Gabriel clenched his jaw. The place between his shoulder blades pinched together. “A woman like her?” Wasn’t his dad the man who preached unconditional love and to help out your neighbor? To not judge a person, because you don’t know what they had endured or were still enduring.
“Don’t take a phrase out of context, son,” John warned. “I’m not talking about her reputation; I’m talking about her actions. Actions that have hurt my son.”
Gabriel exhaled, letting the tightness in his shoulders ease up. This he could understand. He didn’t like it, but he could understand his parents’ need to protect him. “I appreciate your concern,” There was that word again, “but things are different. Summer’s different this time.”
The conviction in his voice surprised him. Maybe his heart knew something his brain didn’t. Usually his brain was telling him to stay the hell away from her, to not get involved beyond what she needed.

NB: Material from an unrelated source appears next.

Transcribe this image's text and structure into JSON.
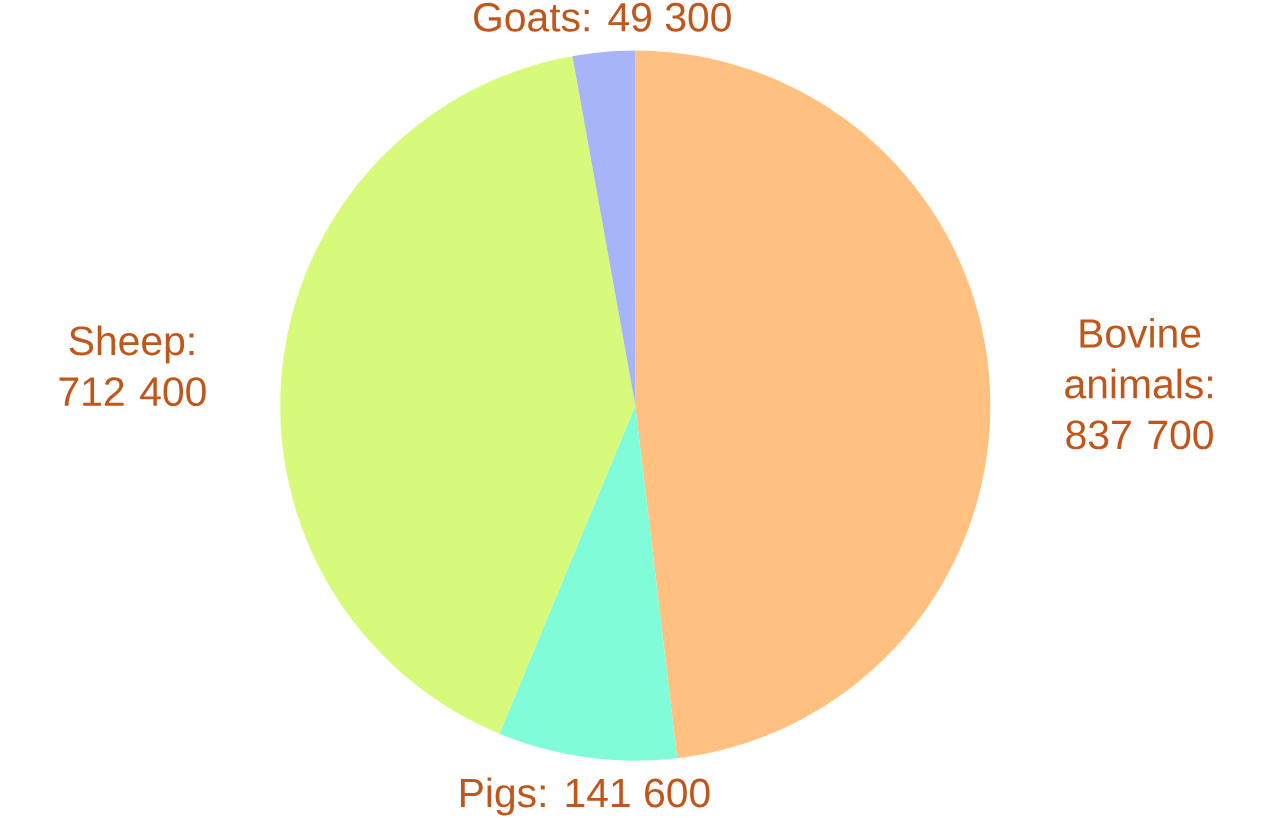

The last time Gabriel tried to get involved, Summer had burned him so badly that he still had scars. He looked down at his arm, at the scar in the shape of a thumbprint. It looked as though he had been branded. There were two more on his left bicep that resembled fingerprints.
If he had been a man who believed in the supernatural, he would have said that those were Summer’s marks on him. Marks she’d given to him while she was in labor with Ivy, as she clenched his hand and gripped his arm when another contraction had made her cry out.
Those marks, those little reminders of when he tried to be more than just a friend to her, were nothing like the one on his heart. In reality, they were nothing more than burns from welding a motorcycle frame together the morning Summer’s daughter had been born.
Funny how he hadn’t noticed, until that evening. Until he was home—alone and worried out of his mind for her. But it had been made very clear he hadn’t been needed.